Posted inTime In 2019

Rin Tin Tin: The Life and the Legend

Hollywood memoir about a dog. Seriously.

Susan Orlean
3/5

Lee Duncan, a soldier who discovers a litter of puppies in a deserted German village during World War I, comes to believe one of the pups – which he names Rin Tin Tin – is intellectually, athletically and even spiritually gifted. At a time when animals were booming in popularity in the film industry, Duncan convinces himself that the dog could have a career as a movie star.

From there, Orlean parallels the growing legend of Rin Tin Tin – from early films to the merchandising of the animal into a brand – with the technological and sociological developments of the mid-20th century, including the American migration from the country to the city. The innocence and morality messages emanating from the dog’s films and TV shows became a fixed symbol of nostalgia in the constantly changing American landscape.

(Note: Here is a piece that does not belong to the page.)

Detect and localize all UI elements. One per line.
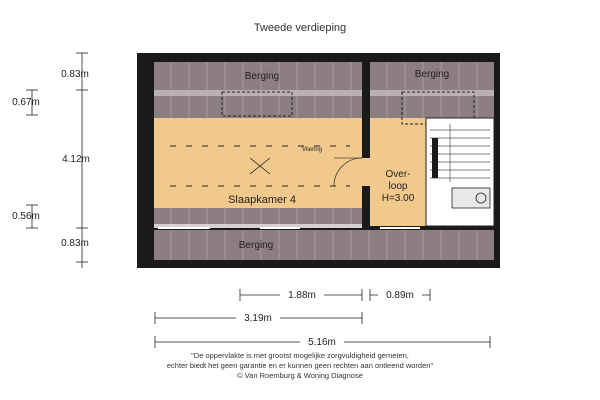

Orlean researched this book for 10 years, and it shows – the men behind the dog are vividly etched, and the machinations of old Hollywood are painstakingly detailed. Orlean shifts into first person to describe her own tenuous connection to the story, but this introspection (or ‘sprawling New Yorker s***’, as Charlie Kaufman described it) never coalesces with the book’s non-fiction narrative. Rin Tin Tin strives for the grandiose, but it is, at heart, the extraordinary story about the bond between man and dog.